Quantifying the world’s minerals is essential, says expert

30th August 2016 By: Kim Cloete - Creamer Media Correspondent

CAPE TOWN (miningweekly.com) – A leading academic has called for a joint committee to track products that use minerals and metals to better understand how much stock is circulating globally.

“Knowing how much stock is in use enables one to estimate demand over the next few decades, taking into account global growth and the replacement of existing stocks,” Yale University Professor Emeritus of Industrial Ecology Thomas Graedel told delegates at the thirty-fifth International Geological Congress (IGC), in Cape Town.

He said that quantifying geological stocks was a “grand challenge” and was key to better understanding long-term sustainability prospects. 

“We need to start with what we know about the stocks in use and measure year by year the inflow and outflow of a given material.

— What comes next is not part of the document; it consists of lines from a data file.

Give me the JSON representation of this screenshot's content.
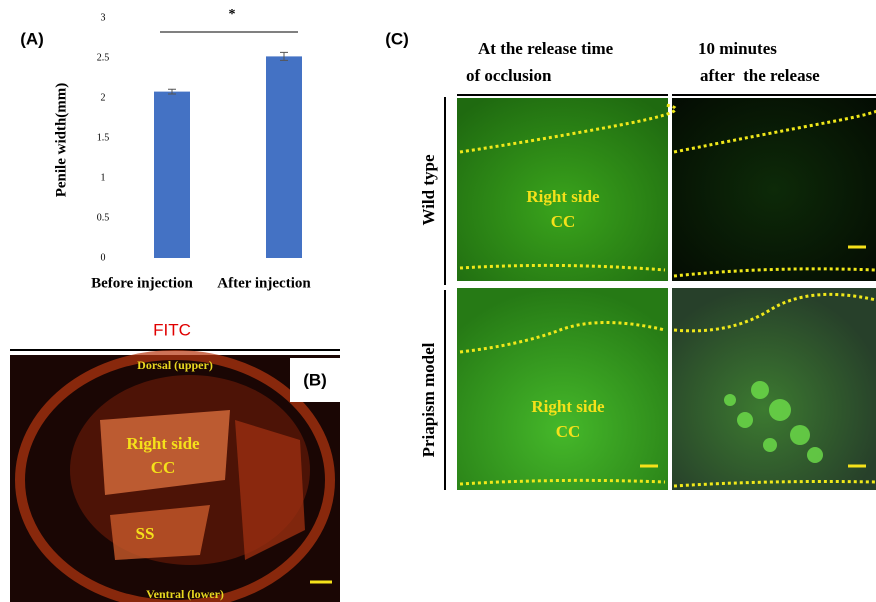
{
  "chart_data": {
    "type": "bar",
    "panel_label": "(A)",
    "y_label": "Penile width(mm)",
    "categories": [
      "Before injection",
      "After injection"
    ],
    "values": [
      2.08,
      2.52
    ],
    "errors": [
      0.03,
      0.05
    ],
    "color": "#4472c4",
    "ylim": [
      0,
      3
    ],
    "yticks": [
      0,
      0.5,
      1,
      1.5,
      2,
      2.5,
      3
    ],
    "annotation": "*"
  },
  "panel_b": {
    "label": "(B)",
    "title": "FITC",
    "top_label": "Dorsal (upper)",
    "bottom_label": "Ventral (lower)",
    "region_1": "Right side",
    "region_2": "CC",
    "region_3": "SS"
  },
  "panel_c": {
    "label": "(C)",
    "columns": [
      [
        "At the release time",
        "of occlusion"
      ],
      [
        "10 minutes",
        "after  the release"
      ]
    ],
    "rows": [
      "Wild type",
      "Priapism model"
    ],
    "region_1": "Right side",
    "region_2": "CC"
  }
}
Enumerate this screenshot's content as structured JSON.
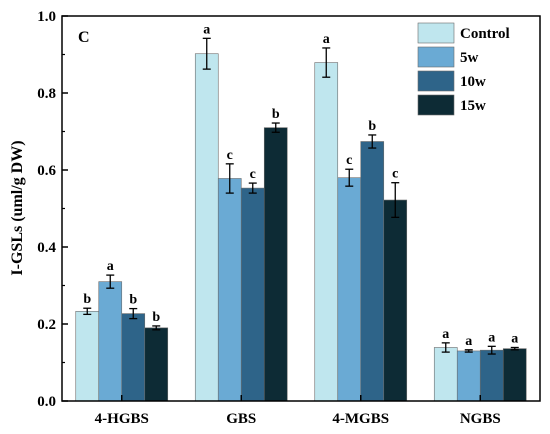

“When it comes to inflow, we have to ask where the material, such as copper, is being used. Twenty-one kilograms of copper is used in the average automobile, with 200 kg of copper used in the average home in Europe and North America. We need to multiply that by how many cars and homes there are and repeat this analysis for all metals. That is a big challenge . . . and we can only sketch answers to some of it.”

Graedel said it was difficult to estimate how long products are used for, but this was important as well.  For transportation, products are typically used for 15 years, and 75 to 80 years in the construction of houses.

He suggested forming a joint committee involving the International Council on Mining and Metals, the Materials Research Society and the International Society for Industrial Ecology to deal with the challenge.

“It’s in everyone’s interests to regularly convene a group of experts to track products using minerals and metals,” he noted.

He said this would lead to a better understanding of urban mine stocks and their losses and could provide better information on discards and the recycling of industrial products.

Rates of recycling were another significant challenge, with more understanding needed on this front. 

He said selenium used in fertiliser was recyclable but aluminium, for example, was “unrecyclable as best we know. We can recover it, but we don’t know what to do with it.

“The cycle of metals is a systems challenge, but we don’t understand it. We have to do better with this challenge,” he said.